Schools increasingly send students into the juvenile justice system for misbehavior that used to be handled within the school, reports the New York Times. The juvenile detention center has become an extension of the principal’s office. “The goal is not to put kids out, but to maintain classrooms free of disruptions that make it impossible for teachers to teach and kids to learn,” said Jane Bruss, spokeswoman for the Toledo public schools. “Would we like more alternatives? Yes, but everything has a cost associated with it.”
Critics say the trend has gone too far. “We’re demonizing children,” said James Ray, the administrative judge for the Lucas County juvenile court in Toledo. There were 1,727 such cases in Lucas County in 2002, up from 1,237 in 2000. Intake officer Fred Whitman said that only a handful of cases were for serious incidents like assaulting a teacher or taking a gun to school. Most involved unruly students.
The Times says that juvenile court judges in Ohio, Virginia, Kentucky, and Florida, complain that they are at risk of being overwhelmed by misconduct cases that should be handled in the schools.
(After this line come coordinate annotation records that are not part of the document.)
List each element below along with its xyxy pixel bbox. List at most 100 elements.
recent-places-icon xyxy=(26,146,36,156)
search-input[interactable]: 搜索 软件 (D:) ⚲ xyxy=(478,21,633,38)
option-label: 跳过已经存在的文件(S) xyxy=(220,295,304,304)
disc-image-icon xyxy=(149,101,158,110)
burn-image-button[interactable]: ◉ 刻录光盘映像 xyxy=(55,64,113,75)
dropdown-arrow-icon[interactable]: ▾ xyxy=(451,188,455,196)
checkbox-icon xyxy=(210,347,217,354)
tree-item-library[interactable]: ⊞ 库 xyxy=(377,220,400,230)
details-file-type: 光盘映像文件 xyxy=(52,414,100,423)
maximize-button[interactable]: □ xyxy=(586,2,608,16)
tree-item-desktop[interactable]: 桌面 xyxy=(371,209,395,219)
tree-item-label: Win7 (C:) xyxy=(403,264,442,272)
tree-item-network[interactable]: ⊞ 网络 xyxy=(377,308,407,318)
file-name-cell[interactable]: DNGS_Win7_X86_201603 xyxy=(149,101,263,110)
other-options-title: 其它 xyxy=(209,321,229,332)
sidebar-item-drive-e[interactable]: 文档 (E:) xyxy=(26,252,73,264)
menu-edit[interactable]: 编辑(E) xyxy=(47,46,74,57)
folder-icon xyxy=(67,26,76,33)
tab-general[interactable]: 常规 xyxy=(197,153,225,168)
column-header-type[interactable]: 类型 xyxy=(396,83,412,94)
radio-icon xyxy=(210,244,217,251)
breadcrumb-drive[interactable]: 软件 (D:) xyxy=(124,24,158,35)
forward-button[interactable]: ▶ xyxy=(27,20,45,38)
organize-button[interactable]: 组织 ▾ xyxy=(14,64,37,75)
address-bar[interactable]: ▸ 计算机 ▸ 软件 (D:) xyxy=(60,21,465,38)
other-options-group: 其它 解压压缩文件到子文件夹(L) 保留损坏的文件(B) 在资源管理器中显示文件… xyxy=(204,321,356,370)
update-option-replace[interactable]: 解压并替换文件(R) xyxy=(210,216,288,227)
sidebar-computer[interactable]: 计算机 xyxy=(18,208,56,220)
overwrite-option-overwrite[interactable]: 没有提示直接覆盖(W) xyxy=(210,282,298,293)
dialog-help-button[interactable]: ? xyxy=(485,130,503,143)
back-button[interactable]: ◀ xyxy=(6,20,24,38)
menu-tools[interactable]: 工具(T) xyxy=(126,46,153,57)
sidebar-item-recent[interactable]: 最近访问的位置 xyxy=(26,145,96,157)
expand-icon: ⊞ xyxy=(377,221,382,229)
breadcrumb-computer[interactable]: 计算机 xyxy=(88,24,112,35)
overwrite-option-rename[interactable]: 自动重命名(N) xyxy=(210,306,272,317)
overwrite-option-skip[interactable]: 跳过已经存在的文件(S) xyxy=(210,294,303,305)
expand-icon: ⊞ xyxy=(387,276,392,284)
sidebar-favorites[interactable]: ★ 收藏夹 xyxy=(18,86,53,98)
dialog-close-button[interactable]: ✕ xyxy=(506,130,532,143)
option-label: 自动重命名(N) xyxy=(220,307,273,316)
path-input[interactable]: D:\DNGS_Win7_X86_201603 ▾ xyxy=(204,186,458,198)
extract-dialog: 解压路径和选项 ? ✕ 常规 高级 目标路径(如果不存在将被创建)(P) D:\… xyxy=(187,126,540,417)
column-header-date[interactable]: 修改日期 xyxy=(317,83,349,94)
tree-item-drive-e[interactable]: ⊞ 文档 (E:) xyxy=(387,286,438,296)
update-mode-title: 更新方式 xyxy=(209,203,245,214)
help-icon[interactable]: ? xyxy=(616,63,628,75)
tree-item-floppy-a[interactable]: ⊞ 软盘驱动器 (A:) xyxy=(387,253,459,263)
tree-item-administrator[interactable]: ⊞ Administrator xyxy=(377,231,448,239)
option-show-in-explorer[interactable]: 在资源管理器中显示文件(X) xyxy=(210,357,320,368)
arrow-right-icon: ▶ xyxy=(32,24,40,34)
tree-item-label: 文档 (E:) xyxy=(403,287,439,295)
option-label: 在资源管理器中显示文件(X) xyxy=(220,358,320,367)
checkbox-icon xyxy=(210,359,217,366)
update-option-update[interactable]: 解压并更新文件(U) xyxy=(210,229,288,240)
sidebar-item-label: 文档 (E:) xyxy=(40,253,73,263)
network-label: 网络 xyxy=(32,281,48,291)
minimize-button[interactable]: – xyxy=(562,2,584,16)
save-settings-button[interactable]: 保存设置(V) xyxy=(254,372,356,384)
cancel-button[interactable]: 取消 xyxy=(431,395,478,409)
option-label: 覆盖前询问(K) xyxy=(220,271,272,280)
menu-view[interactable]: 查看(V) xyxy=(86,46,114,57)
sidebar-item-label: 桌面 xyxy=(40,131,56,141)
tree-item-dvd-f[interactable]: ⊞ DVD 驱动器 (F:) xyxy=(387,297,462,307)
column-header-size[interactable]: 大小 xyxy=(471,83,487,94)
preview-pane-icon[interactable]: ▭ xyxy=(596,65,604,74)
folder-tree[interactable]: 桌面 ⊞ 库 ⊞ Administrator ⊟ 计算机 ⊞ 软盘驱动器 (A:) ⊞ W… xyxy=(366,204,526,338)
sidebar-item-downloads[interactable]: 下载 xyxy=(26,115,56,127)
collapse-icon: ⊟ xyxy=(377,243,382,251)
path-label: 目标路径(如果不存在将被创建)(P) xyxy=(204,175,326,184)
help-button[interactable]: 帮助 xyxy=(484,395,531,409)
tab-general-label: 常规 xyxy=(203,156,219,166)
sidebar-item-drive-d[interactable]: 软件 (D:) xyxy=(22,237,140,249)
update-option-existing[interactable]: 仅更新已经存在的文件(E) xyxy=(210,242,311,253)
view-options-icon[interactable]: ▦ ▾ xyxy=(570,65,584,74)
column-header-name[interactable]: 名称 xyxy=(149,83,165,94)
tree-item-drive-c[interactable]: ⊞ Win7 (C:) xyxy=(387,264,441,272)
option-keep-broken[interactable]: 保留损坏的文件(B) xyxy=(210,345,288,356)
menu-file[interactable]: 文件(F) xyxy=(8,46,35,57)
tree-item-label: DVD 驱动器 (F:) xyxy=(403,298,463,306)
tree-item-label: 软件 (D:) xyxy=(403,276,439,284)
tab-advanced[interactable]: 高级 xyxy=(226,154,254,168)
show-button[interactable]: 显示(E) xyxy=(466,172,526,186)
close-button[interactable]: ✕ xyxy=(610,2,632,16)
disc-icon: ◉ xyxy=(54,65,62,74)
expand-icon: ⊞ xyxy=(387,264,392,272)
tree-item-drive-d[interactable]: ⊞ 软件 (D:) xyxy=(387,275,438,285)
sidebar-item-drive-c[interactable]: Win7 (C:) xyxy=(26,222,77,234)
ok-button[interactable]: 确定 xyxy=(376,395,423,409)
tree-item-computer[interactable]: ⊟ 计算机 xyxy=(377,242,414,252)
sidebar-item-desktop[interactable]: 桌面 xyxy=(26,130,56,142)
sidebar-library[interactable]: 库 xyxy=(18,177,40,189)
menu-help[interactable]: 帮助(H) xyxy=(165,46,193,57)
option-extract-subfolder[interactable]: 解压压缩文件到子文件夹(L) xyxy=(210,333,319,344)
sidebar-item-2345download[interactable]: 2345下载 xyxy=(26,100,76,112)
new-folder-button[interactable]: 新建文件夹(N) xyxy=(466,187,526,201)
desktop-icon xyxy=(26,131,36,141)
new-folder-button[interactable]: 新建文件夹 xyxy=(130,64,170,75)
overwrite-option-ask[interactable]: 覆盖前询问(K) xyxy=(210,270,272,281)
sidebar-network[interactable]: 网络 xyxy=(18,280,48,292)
Anecdotal evidence suggests that such cases are on the rise. “Everybody agreed – no matter what side of the system they’re from – that they are seeing increasing numbers of kids coming to court for school-based offenses,” said Andy Block, who assisted in a 2001 study of Virginia’s juvenile justice system by the American Bar Association. “All the professionals in the court system were very resentful of this. They felt they were being handed problems and students that the schools were better equipped to address.”
The Advancement Project, a civil rights advocacy group in Washington, D.C., says there were 2,345 juvenile arrests in 2001 in public schools in Miami-Dade County, Fla., nearly three times as many as in 1999. Sixty percent were for “simple assaults” – fights that did not involve weapons –and “miscellaneous” charges, including disorderly conduct.